Psikolinguistik yang merupakan gabungan ilmu psikologi dan linguistik banyak menjadikan anak-anak sebagai fokus kajiannya. Hal itu tidak lain karena masa anak-anak adalah periode kritis dalam perkembangan. Dengan ditingkatkannya kemampuan pemerolehan aspek-aspek tertentu dalam bahasa, dapat diidentifikasi hal-hal apa yang membuat anak berpikir kritis. Pemerolehan bahasa pada anak juga merupakan proses kompleks yang melibatkan pembelajaran bunyi, kata, sintaksis, semantik, serta aturan sosial dalam penggunaan bahasa. Semua aspek tersebut dipelajari dalam beberapa tahun pertama kehidupan.
Mempelajari proses pemerolehan bahasa pada anak dapat membantu memahami kognisi, memori, dan perkembangan sosial. Dikatakan demikian karena pada saat memperoleh bahasa, anak harus memiliki kemampuan kognitif untuk mencerna, memori untuk mengingat aspek-aspek kata atau kalimat yang diajarkan, serta berkaitan pula dengan masukan sosial sekitarnya.

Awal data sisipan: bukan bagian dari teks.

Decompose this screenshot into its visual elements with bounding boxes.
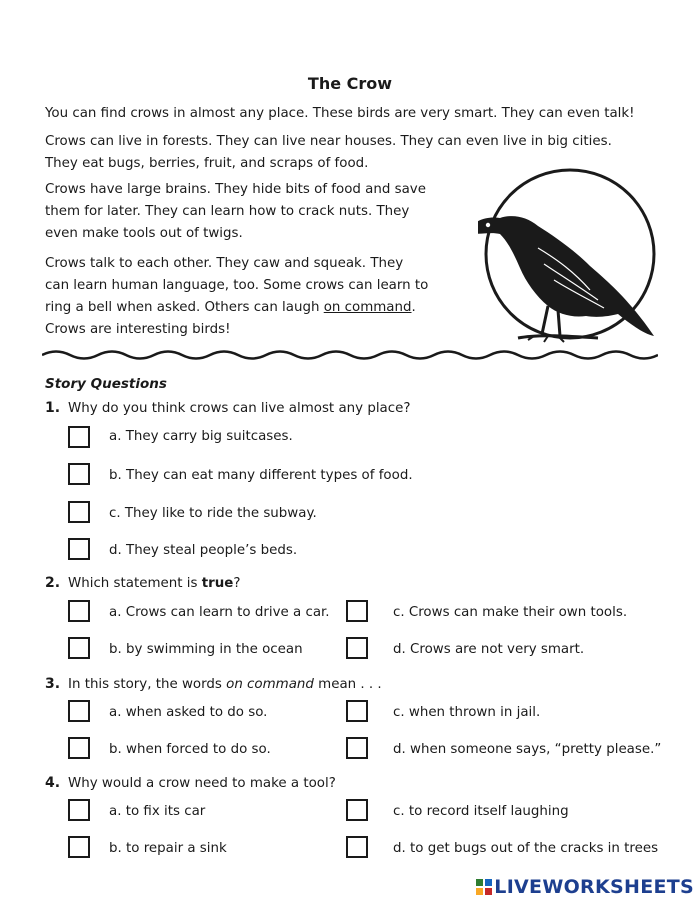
q2-option-a-label: a. Crows can learn to drive a car. <box>109 605 330 620</box>
q1-option-a-label: a. They carry big suitcases. <box>109 429 293 444</box>
question-2-number: 2. <box>45 575 61 591</box>
paragraph-line: them for later. They can learn how to crack nuts. They <box>45 204 410 219</box>
story-questions-heading: Story Questions <box>45 376 167 392</box>
q4-option-d-checkbox[interactable] <box>346 836 368 858</box>
question-2-text <box>68 576 240 591</box>
q2-option-d-label: d. Crows are not very smart. <box>393 642 585 657</box>
q4-option-b-checkbox[interactable] <box>68 836 90 858</box>
q1-option-c-checkbox[interactable] <box>68 501 90 523</box>
q1-option-b-checkbox[interactable] <box>68 463 90 485</box>
q3-option-a-checkbox[interactable] <box>68 700 90 722</box>
question-text: In this story, the words <box>68 677 227 692</box>
q1-option-d-label: d. They steal people’s beds. <box>109 543 298 558</box>
q2-option-c-checkbox[interactable] <box>346 600 368 622</box>
q1-option-d-checkbox[interactable] <box>68 538 90 560</box>
paragraph-line: Crows are interesting birds! <box>45 322 231 337</box>
question-text: mean . . . <box>313 677 382 692</box>
paragraph-3 <box>45 179 426 245</box>
q4-option-d-label: d. to get bugs out of the cracks in trees <box>393 841 659 856</box>
paragraph-1 <box>45 103 635 125</box>
paragraph-text: . <box>411 300 416 315</box>
liveworksheets-logo-icon <box>476 879 492 895</box>
q4-option-a-checkbox[interactable] <box>68 799 90 821</box>
question-text: ? <box>233 576 241 591</box>
q3-option-d-label: d. when someone says, “pretty please.” <box>393 742 662 757</box>
question-4-number: 4. <box>45 775 61 791</box>
question-4-text: Why would a crow need to make a tool? <box>68 776 336 791</box>
question-emphasis: on command <box>226 677 314 692</box>
question-1-number: 1. <box>45 400 61 416</box>
logo-text: LIVEWORKSHEETS <box>494 876 694 898</box>
paragraph-line <box>45 297 428 319</box>
q3-option-c-checkbox[interactable] <box>346 700 368 722</box>
q3-option-b-checkbox[interactable] <box>68 737 90 759</box>
q3-option-d-checkbox[interactable] <box>346 737 368 759</box>
q3-option-b-label: b. when forced to do so. <box>109 742 271 757</box>
liveworksheets-logo[interactable] <box>476 876 694 898</box>
q3-option-c-label: c. when thrown in jail. <box>393 705 541 720</box>
paragraph-text: ring a bell when asked. Others can laugh <box>45 300 324 315</box>
q4-option-c-checkbox[interactable] <box>346 799 368 821</box>
paragraph-line: can learn human language, too. Some crows can learn to <box>45 278 429 293</box>
q1-option-b-label: b. They can eat many different types of food. <box>109 468 413 483</box>
on-command-underlined: on command <box>323 300 412 315</box>
q4-option-b-label: b. to repair a sink <box>109 841 227 856</box>
q1-option-c-label: c. They like to ride the subway. <box>109 506 317 521</box>
paragraph-line: even make tools out of twigs. <box>45 226 243 241</box>
paragraph-line: Crows can live in forests. They can live near houses. They can even live in big cities. <box>45 134 612 149</box>
question-1-text: Why do you think crows can live almost any place? <box>68 401 411 416</box>
question-text: Which statement is <box>68 576 202 591</box>
wavy-divider <box>42 348 658 362</box>
paragraph-4 <box>45 253 428 341</box>
paragraph-line: Crows talk to each other. They caw and squeak. They <box>45 256 404 271</box>
q3-option-a-label: a. when asked to do so. <box>109 705 268 720</box>
q2-option-c-label: c. Crows can make their own tools. <box>393 605 628 620</box>
crow-moon-illustration <box>478 168 668 353</box>
q2-option-b-checkbox[interactable] <box>68 637 90 659</box>
q1-option-a-checkbox[interactable] <box>68 426 90 448</box>
worksheet-title: The Crow <box>307 74 393 93</box>
paragraph-line: You can find crows in almost any place. These birds are very smart. They can even talk! <box>45 106 635 121</box>
q2-option-d-checkbox[interactable] <box>346 637 368 659</box>
paragraph-line: They eat bugs, berries, fruit, and scraps of food. <box>45 156 369 171</box>
q4-option-a-label: a. to fix its car <box>109 804 206 819</box>
question-emphasis: true <box>201 576 234 591</box>
q2-option-a-checkbox[interactable] <box>68 600 90 622</box>
question-3-number: 3. <box>45 676 61 692</box>
question-3-text <box>68 677 382 692</box>
q4-option-c-label: c. to record itself laughing <box>393 804 569 819</box>
paragraph-line: Crows have large brains. They hide bits of food and save <box>45 182 426 197</box>
q2-option-b-label: b. by swimming in the ocean <box>109 642 303 657</box>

Fenomena yang kini banyak terjadi di Indonesia adalah pemerolehan bahasa pada anak didominasi juga oleh bahasa asing. Hal ini didukung oleh orang tua dan lingkungannya. Bahkan, beberapa orang tua memilih sekolah internasional saat menyekolahkan anaknya pada periode PAUD (Pendidikan Anak Usia Dini).
Lantas, apakah pembelajaran bilingual cenderung menguntungkan atau malah merugikan anak dalam proses perkembangannya?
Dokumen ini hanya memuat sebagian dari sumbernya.